Although PCB levels in fish have decreased over the past twenty years, the downward trend has leveled off. In fact, average PCB levels in the fish of the upper Hudson have not changed significantly in seven years. They are still high enough to pose a risk to people and trigger restrictions on eating fish and a ban on commercial fishing.

PCBs move throughout the river.

A sophisticated scientific technique fingerprinted where the PCBs come from and where they go. It enabled us to track the movement of PCBs from the sediment of the Thompson Island Pool -- the most heavily contaminated section of the river -- through the water, to as far downstream as Kingston, New York, 100 miles south. The fingerprints also reveal that the three-fold increase in PCBs, as water flows through the Thompson Island Pool, comes from the sediment.

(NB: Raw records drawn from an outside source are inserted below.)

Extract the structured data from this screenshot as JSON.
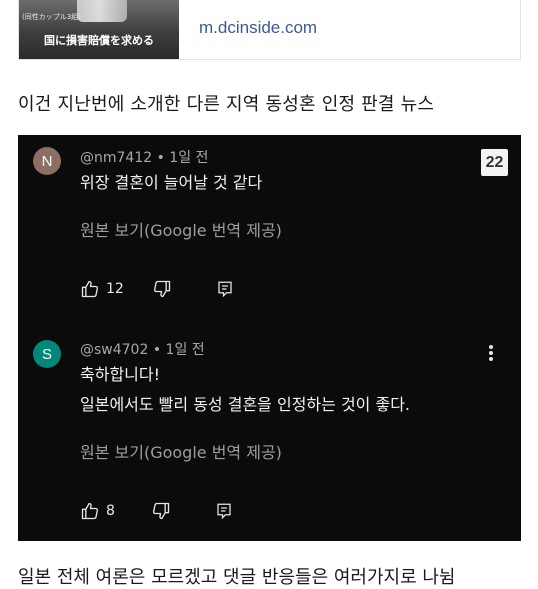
{
  "link_preview": {
    "thumb_small_text": "(同性カップル3組)",
    "thumb_caption": "国に損害賠償を求める",
    "domain": "m.dcinside.com"
  },
  "caption_top": "이건 지난번에 소개한 다른 지역 동성혼 인정 판결 뉴스",
  "caption_bottom": "일본 전체 여론은 모르겠고 댓글 반응들은 여러가지로 나뉨",
  "badge": "22",
  "comments": [
    {
      "avatar_letter": "N",
      "avatar_color": "#8d6e63",
      "handle": "@nm7412 • 1일 전",
      "lines": [
        "위장 결혼이 늘어날 것 같다"
      ],
      "translate": "원본 보기(Google 번역 제공)",
      "likes": "12"
    },
    {
      "avatar_letter": "S",
      "avatar_color": "#00897b",
      "handle": "@sw4702 • 1일 전",
      "lines": [
        "축하합니다!",
        "일본에서도 빨리 동성 결혼을 인정하는 것이 좋다."
      ],
      "translate": "원본 보기(Google 번역 제공)",
      "likes": "8"
    }
  ]
}
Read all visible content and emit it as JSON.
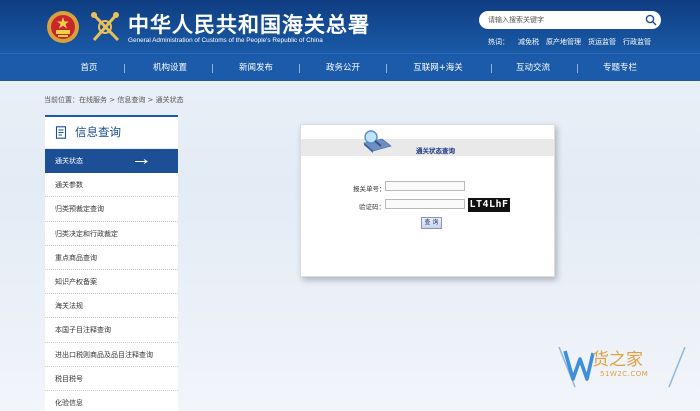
{
  "header": {
    "title": "中华人民共和国海关总署",
    "subtitle": "General Administration of Customs of the People's Republic of China",
    "search_placeholder": "请输入搜索关键字",
    "hot_label": "热词：",
    "hot_words": [
      "减免税",
      "原产地管理",
      "货运监管",
      "行政监管"
    ]
  },
  "nav": {
    "items": [
      "首页",
      "机构设置",
      "新闻发布",
      "政务公开",
      "互联网+海关",
      "互动交流",
      "专题专栏"
    ]
  },
  "breadcrumb": "当前位置：在线服务 > 信息查询 > 通关状态",
  "sidebar": {
    "title": "信息查询",
    "items": [
      "通关状态",
      "通关参数",
      "归类预裁定查询",
      "归类决定和行政裁定",
      "重点商品查询",
      "知识产权备案",
      "海关法规",
      "本国子目注释查询",
      "进出口税则商品及品目注释查询",
      "税目税号",
      "化验信息"
    ]
  },
  "query": {
    "title": "通关状态查询",
    "declaration_label": "报关单号：",
    "declaration_value": "",
    "captcha_label": "验证码：",
    "captcha_value": "",
    "captcha_image_text": "LT4LhF",
    "submit_label": "查 询"
  },
  "watermark": {
    "brand_text": "货之家",
    "url": "51W2C.COM"
  },
  "colors": {
    "header_bg": "#0f3d82",
    "nav_bg": "#1c5ba9",
    "sidebar_active": "#1c4f96",
    "watermark": "#e0a040"
  }
}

Source control alone will not clean up the river.

Each day, about five to six ounces of PCBs enter the river at the top of the Thompson Island Pool through fractures in the bedrock underneath the General Electric (GE) Hudson Falls plant. Samples show that about one to 1-1/2 pounds of PCBs flow out of the Thompson Island Pool every day. It's simple math. The additional PCBs come from the river sediment. By turning off the Hudson Falls spigot, PCB levels in fish should go down somewhat. That's why source control is an important complement to EPA's cleanup plan. But, without targeted dredging, PCBs in the sediment will continue to find their way into fish at unacceptable levels and for an unacceptable length of time.

Letting nature take its course will not protect people who eat fish from the Hudson.

It has been suggested that if no action were taken other than source control, the levels of PCBs in fish will meet the federal Food and Drug Administration (FDA) tolerance level of 2 ppm between 2010 and 2014. FDA standards reflect a "market basket" approach, which assume people eat a variety of fish from a variety of places, purchased at their local market. A PCB level of 2 ppm is not sufficient to protect people who regularly eat fish from the Hudson River. That's why we have developed a risk-based concentration of .05 ppm as our goal for PCBs in fish. That is also the advisory level for unrestricted consumption accepted for the Great Lakes.

The Hudson River can one day be as healthy as it is beautiful. But, it will take the collective will of the thousands of people who cherish the river for its history, its resources and its natural beauty.